Reconciliation Australia’s bi-annual Australian Reconciliation Barometer shows these actions mirror changing community attitudes, with support for moving the date continuing to grow. The barometer also shows close to 90% of the general community understand we must tell and accept the truth of our history to move forward.
More than 230 years after the first fleet’s arrival, the ongoing impact of the events of January 26, 1788, can be seen and felt in Australia across many fronts, including disturbing rates of incarceration of First Nations peoples; the growing over-representation of Indigenous children in out-of-home care; the huge disparities in health outcomes for Indigenous and non-Indigenous Australians, and the non-resolution of issues of sovereignty, land and representation.
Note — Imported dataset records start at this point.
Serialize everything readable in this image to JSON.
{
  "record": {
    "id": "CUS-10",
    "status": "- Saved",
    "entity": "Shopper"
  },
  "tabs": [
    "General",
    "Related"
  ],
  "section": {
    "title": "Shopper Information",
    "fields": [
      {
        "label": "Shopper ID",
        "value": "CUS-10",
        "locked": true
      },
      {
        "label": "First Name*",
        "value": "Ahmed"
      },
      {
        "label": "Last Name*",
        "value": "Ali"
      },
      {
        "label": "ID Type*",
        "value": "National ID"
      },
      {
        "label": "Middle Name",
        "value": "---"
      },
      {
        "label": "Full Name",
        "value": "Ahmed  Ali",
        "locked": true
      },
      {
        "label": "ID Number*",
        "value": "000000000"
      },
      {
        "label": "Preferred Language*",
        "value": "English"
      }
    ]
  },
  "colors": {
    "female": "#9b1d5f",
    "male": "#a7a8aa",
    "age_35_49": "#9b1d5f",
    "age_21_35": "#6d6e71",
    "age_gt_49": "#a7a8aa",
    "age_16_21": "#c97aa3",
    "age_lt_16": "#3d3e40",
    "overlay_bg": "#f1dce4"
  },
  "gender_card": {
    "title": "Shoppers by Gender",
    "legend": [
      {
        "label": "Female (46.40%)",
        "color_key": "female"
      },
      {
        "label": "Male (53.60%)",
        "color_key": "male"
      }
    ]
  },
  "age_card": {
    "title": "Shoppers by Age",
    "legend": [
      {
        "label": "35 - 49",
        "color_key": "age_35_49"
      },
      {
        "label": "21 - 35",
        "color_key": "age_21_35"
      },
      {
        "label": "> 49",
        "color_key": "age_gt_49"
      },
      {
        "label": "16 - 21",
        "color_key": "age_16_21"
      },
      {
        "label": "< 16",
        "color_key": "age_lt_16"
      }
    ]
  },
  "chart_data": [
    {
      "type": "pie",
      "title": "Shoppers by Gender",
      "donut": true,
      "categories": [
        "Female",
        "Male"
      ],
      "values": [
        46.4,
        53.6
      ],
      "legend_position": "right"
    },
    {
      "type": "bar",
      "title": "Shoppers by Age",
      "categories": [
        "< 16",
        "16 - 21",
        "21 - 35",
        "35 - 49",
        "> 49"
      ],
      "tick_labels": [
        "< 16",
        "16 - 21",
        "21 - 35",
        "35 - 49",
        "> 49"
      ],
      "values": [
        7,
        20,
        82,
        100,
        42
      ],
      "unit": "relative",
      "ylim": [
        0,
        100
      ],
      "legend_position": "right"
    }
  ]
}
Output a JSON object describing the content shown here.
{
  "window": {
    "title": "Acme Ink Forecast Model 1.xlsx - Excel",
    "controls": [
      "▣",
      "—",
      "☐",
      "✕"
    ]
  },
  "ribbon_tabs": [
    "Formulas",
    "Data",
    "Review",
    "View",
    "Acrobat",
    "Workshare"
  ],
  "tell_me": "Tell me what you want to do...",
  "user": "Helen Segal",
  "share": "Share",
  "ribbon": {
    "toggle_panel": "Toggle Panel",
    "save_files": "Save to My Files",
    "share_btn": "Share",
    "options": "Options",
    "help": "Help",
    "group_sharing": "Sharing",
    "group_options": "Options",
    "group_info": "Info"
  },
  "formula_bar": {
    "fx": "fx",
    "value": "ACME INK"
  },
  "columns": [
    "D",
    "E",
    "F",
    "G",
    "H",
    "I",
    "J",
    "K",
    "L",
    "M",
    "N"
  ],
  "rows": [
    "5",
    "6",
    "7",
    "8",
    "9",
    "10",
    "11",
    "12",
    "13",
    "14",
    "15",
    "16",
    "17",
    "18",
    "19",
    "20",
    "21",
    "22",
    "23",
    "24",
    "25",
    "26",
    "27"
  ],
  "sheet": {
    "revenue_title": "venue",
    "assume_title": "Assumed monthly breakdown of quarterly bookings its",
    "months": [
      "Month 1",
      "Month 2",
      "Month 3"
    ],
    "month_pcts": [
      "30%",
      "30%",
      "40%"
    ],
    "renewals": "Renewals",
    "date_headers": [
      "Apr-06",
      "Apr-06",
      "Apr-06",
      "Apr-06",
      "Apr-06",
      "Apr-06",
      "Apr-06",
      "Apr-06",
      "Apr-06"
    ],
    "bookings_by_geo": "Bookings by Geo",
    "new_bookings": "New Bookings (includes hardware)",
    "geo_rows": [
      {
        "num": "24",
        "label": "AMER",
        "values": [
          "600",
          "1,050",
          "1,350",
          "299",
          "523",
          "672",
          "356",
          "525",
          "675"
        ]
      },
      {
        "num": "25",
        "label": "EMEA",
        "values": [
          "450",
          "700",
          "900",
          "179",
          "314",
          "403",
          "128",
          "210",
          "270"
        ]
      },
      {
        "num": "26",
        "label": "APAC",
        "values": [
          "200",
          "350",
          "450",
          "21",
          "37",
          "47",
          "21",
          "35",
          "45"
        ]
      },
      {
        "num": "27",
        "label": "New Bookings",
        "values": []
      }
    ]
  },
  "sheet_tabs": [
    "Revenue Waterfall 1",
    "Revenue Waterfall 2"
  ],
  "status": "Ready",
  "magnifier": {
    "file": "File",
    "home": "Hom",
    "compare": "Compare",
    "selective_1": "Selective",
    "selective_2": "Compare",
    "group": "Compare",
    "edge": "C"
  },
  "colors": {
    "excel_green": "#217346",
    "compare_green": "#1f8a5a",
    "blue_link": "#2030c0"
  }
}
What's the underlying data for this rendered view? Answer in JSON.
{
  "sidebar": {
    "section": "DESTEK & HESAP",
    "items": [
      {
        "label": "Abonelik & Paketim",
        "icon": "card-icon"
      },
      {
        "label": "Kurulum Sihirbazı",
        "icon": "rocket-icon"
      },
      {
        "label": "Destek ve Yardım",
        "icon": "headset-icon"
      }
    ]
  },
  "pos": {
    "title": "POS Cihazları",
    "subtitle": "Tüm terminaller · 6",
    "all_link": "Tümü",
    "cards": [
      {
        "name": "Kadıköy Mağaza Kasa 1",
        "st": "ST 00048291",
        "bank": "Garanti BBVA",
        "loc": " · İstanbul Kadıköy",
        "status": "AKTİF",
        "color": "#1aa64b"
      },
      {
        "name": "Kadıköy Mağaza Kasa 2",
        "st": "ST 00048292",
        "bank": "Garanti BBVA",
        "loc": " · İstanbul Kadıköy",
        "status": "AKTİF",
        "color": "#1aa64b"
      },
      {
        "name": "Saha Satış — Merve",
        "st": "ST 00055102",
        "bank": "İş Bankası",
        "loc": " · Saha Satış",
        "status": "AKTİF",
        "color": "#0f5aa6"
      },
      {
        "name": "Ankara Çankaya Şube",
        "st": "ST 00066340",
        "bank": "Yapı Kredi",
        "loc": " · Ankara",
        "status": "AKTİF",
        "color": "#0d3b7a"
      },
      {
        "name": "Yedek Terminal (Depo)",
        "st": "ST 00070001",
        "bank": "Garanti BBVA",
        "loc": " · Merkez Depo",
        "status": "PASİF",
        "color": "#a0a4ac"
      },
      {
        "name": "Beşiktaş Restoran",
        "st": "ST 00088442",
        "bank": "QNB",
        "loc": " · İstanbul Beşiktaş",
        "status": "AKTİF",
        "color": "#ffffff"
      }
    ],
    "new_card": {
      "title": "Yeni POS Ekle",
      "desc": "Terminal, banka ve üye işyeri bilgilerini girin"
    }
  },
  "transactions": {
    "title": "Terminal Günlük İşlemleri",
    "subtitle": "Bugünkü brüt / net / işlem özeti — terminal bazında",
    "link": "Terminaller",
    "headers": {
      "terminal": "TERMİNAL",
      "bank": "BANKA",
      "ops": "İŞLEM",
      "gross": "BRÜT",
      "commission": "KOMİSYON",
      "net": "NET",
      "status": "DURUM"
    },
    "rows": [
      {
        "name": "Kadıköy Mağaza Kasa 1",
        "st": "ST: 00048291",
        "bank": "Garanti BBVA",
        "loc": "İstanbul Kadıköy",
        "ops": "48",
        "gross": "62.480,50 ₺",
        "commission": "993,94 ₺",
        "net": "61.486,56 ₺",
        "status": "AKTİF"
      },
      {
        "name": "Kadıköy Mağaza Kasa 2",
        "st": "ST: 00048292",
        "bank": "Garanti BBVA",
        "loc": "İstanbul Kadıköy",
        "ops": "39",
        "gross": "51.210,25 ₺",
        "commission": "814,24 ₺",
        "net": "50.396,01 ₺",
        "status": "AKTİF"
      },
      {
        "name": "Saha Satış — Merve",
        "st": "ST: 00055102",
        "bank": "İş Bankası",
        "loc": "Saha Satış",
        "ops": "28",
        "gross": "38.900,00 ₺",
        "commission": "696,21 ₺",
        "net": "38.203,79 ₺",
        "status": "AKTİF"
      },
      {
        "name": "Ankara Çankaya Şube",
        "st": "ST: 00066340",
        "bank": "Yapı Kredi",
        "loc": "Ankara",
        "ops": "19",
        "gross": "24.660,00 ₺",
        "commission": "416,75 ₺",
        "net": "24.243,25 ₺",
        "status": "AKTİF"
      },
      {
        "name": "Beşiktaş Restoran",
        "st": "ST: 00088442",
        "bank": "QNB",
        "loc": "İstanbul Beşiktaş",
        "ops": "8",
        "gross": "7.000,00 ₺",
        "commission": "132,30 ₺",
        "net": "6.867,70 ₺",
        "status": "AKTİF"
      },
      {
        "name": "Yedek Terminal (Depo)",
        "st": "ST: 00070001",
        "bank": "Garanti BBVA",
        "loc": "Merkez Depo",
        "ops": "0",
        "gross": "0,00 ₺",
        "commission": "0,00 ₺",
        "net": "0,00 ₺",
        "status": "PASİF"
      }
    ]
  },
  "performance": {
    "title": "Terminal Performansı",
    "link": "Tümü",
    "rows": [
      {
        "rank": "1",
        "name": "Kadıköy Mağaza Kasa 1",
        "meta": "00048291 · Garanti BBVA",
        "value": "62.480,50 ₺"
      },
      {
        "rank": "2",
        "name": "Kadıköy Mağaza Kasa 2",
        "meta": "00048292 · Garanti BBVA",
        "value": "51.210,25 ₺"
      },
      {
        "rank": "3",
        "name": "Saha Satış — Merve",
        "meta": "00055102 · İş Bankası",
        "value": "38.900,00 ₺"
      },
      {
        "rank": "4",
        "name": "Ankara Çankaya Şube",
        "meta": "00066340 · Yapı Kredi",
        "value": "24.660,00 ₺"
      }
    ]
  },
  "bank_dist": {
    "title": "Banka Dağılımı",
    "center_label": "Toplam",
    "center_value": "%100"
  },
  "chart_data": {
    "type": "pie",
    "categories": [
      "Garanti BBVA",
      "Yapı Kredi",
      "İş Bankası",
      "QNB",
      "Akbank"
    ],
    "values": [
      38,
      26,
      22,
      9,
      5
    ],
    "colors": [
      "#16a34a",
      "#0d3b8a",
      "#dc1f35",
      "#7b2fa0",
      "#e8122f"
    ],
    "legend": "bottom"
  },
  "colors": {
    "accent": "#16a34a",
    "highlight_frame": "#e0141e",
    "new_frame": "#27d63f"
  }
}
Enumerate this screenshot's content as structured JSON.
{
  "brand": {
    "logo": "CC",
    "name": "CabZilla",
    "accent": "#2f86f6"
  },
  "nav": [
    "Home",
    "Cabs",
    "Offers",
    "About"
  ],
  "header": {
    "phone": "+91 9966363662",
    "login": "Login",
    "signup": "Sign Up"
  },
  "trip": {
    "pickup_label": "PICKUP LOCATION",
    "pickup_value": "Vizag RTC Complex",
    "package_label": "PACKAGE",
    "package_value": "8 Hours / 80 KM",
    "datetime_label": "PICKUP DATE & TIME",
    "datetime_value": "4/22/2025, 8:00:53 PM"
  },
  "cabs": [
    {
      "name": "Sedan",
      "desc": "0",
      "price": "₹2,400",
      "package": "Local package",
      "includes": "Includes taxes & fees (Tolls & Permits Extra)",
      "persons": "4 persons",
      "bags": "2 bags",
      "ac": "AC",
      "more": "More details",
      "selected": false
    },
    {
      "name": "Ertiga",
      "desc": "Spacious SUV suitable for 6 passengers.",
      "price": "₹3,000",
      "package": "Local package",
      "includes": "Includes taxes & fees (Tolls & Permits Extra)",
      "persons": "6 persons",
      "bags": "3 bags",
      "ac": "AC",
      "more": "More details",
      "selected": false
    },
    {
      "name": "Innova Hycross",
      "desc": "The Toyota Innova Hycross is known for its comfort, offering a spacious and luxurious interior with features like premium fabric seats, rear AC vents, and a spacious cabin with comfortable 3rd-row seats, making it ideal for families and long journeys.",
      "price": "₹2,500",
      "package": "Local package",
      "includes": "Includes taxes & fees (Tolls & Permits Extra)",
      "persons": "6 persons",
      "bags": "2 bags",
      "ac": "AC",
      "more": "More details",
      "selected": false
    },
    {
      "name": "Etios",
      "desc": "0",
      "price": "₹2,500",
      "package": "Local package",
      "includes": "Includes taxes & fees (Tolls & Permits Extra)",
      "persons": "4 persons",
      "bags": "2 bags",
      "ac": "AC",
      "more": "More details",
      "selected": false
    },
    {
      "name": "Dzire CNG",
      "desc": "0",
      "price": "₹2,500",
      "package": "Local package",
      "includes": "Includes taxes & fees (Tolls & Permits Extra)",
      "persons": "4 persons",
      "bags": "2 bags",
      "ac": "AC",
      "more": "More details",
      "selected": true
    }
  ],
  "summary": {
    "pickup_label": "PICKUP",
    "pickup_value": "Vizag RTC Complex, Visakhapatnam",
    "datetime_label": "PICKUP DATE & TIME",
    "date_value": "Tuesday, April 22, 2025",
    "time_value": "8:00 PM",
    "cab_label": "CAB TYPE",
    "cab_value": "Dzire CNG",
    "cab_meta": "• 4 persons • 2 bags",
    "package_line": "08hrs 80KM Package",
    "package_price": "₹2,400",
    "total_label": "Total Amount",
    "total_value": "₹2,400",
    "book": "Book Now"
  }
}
No treaty was ever signed with Australia’s Indigenous peoples; no recognition ever given to our existence. January 26 cannot serve as a unifying date; not now or in the future, as more and more Australians in the wider community come to understand and respond to the truth of our history.
This year, we are once again asking all Australians to have brave conversations with family, friends and colleagues about how we celebrate January 26, and to reflect on the benefits of a new date for a truly unifying national day of reflection and celebration.